Le roman « Houris » de Kamel Daoud, lauréat du prix Goncourt 2024, a déclenché une véritable tempête en Algérie. Accusé par une victime de la guerre civile d’avoir utilisé son histoire sans son consentement, l’écrivain se retrouve au cœur d’une polémique qui dépasse le cadre littéraire, s’inscrivant dans un contexte de tensions entre la France et l’Algérie. Cette affaire a également eu des répercussions sur la scène littéraire internationale, avec la suspension du Choix Goncourt en Algérie.

Le récit de Saada Arbane et la réponse de Kamel Daoud

Saada Arbane, victime d’un massacre durant la guerre civile, affirme que Kamel Daoud s’est largement inspiré de son histoire personnelle pour créer le personnage d’Aube dans « Houris ». Elle dénonce une violation de son intimité et une utilisation non consentie de son vécu.

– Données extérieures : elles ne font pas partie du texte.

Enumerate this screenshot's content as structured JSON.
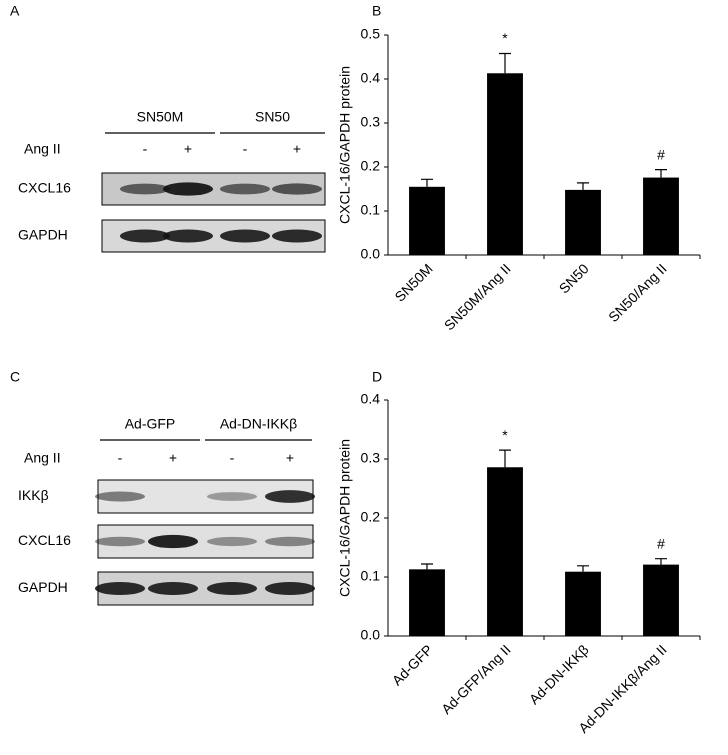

De son côté, Kamel Daoud rejette catégoriquement ces accusations. Dans une tribune publiée dans « Le Point », il affirme que son roman est une fiction et que les similitudes soulignées par Saada Arbane sont superficielles. Il insiste sur le caractère universel de certaines blessures et souligne que « Houris » est avant tout une réflexion sur la tragédie d’un pays.

Les enjeux politiques et littéraires

Cette affaire dépasse le cadre d’un simple différend littéraire. Elle intervient dans un contexte de tensions accrues entre la France et l’Algérie, marqué par l’arrestation de Boualem Sansal. Les accusations portées contre Kamel Daoud sont perçues par certains comme une tentative de discréditer un écrivain critique du pouvoir algérien.

Sur le plan littéraire, la polémique autour de « Houris » a des répercussions importantes. L’Académie Goncourt a ainsi décidé de suspendre le Choix Goncourt en Algérie en signe de protestation contre la censure du roman et l’exclusion de son éditeur du Salon du livre d’Alger. Cette décision souligne l’attachement de l’Académie à la liberté d’expression et à la promotion de la littérature.

Une affaire qui interroge

L’affaire Kamel Daoud soulève de nombreuses questions : Jusqu’où un écrivain peut-il s’inspirer de faits réels sans se rendre coupable de plagiat ? Quel est le rôle de la fiction dans la représentation de la réalité ? Comment concilier la liberté d’expression avec le respect de la vie privée ?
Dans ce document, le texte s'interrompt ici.